Goupil Advert - January 1989
From Personal Computer World
Golf Portable: Small by design - big in business
Goupil was a French company that had been established in 1979, but which mostly produced computers for the French government.
By the mid 1980s, the company was producing IBM compatibles - including a licenced copy of the Kaypro 2000 - but struggled in the face of companies like Compaq and Olivetti, which had much bigger marketing budgets[1].
After its core government market collapsed in the latter half of the 1980s, it started progressively inflating its sales figures and became the subject of a criminal investigation in 1991, after it declared bankruptcy with debts of 700 million Francs[2], which is about £170 million in 2024.

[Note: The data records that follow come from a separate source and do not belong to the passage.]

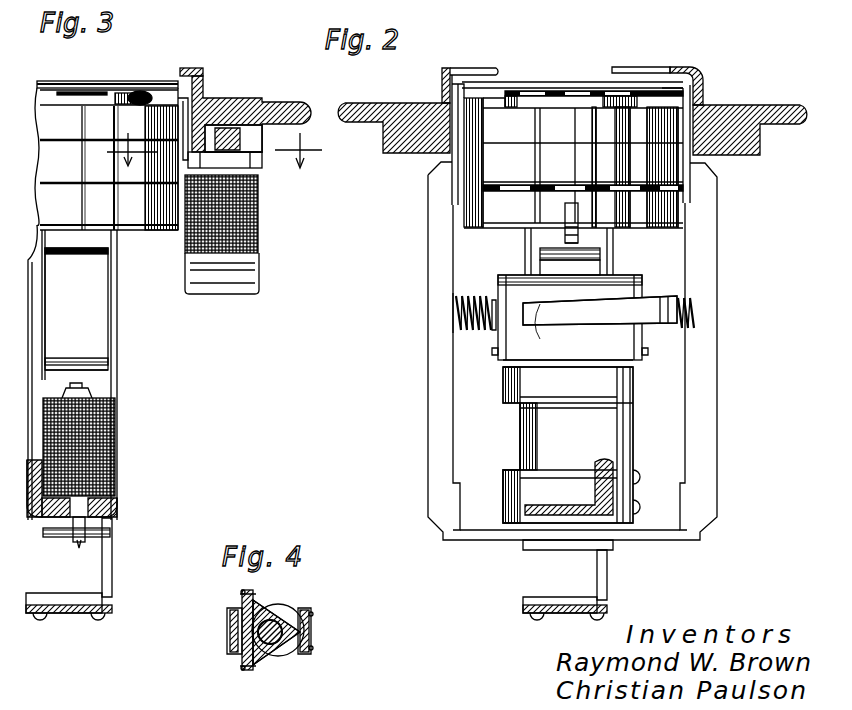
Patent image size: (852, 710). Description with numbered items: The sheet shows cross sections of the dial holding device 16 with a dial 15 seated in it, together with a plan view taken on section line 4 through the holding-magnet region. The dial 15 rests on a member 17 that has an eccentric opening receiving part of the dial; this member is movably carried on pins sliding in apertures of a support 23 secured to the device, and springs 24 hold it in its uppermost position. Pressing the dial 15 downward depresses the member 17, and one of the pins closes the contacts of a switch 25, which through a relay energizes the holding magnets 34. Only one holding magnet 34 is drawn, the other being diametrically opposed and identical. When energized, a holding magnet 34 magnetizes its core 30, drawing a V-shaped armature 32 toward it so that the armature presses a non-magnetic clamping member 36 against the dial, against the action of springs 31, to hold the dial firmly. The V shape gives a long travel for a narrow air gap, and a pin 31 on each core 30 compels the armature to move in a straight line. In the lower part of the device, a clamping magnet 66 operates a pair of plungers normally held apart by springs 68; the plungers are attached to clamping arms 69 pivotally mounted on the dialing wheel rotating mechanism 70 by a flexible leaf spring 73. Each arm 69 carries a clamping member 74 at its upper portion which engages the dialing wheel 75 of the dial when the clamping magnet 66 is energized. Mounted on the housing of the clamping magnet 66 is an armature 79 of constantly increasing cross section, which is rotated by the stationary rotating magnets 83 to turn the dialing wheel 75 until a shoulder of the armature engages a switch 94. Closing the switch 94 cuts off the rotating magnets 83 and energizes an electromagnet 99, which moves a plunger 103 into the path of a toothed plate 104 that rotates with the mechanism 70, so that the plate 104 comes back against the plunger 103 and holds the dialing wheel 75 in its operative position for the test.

In FIG. 3, the section line 4— 4 is at (212, 150).
In FIG. 3, the dial 15 is at (147, 94).
In FIG. 2, the dial 15 is at (460, 100).
In FIG. 3, the dial holding device 16 is at (252, 98).
In FIG. 2, the dial holding device 16 is at (766, 82).
In FIG. 3, the member 17 is at (181, 98).
In FIG. 2, the member 17 is at (690, 212).
In FIG. 3, the support 23 is at (130, 218).
In FIG. 2, the support 23 is at (670, 228).
In FIG. 2, the springs 24 is at (500, 186).
In FIG. 2, the switch 25 is at (563, 235).
In FIG. 4, the cores 30 is at (270, 657).
In FIG. 3, the springs / pin 31 is at (240, 280).
In FIG. 4, the springs / pin 31 is at (233, 632).
In FIG. 3, the V-shaped armatures 32 is at (255, 165).
In FIG. 4, the V-shaped armatures 32 is at (290, 608).
In FIG. 3, the holding magnets 34 is at (258, 230).
In FIG. 4, the holding magnets 34 is at (275, 607).
In FIG. 3, the clamping members 36 is at (205, 88).
In FIG. 2, the clamping magnet 66 is at (506, 278).
In FIG. 2, the springs 68 is at (455, 312).
In FIG. 2, the clamping arms 69 is at (430, 357).
In FIG. 2, the dialing wheel rotating mechanism 70 is at (716, 271).
In FIG. 2, the flexible leaf spring 73 is at (607, 560).
In FIG. 2, the clamping member 74 is at (454, 68).
In FIG. 2, the dialing wheel 75 is at (510, 80).
In FIG. 2, the armature 79 is at (665, 330).
In FIG. 3, the rotating magnets 83 is at (90, 298).
In FIG. 2, the rotating magnets 83 is at (628, 244).
In FIG. 2, the switch 94 is at (618, 436).
In FIG. 3, the electromagnet 99 is at (115, 433).
In FIG. 3, the plunger 103 is at (80, 542).
In FIG. 3, the toothed plate 104 is at (112, 535).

The Goupil Golf was a not-quite-laptop portable machine based around a 10MHz Intel 80286, with 640K RAM, a hard disk and just two expansion slots, but only for short-length expansion cards.
It actually reviewed very well, with Simon Jones writing in a benchtest of the machine in January 1988's Personal Computer World that:
"If you need high-resolution graphics and portability then there aren't many rivals for the Golf. It has the best liquid crystal screen I've seen. The Goupil Golf is certainly a fast machine for its class - you might have to go to a 386-based machined to beat it. With its 40 or 100MB of on-board mass storage and up to 4.64MB of RAM, it is not short of space. On price, it beats the nearest competition by up to £500. The only thing you might want to put on a wish list is a buit-in modem, but you could use one of the two expansion slots for that. Apart from thatm the Golf comes top of my shortlist for the 'Transportable of the Year' award.[3]".
The Golf retailed for £3,475, which is about £10,400 in 2024.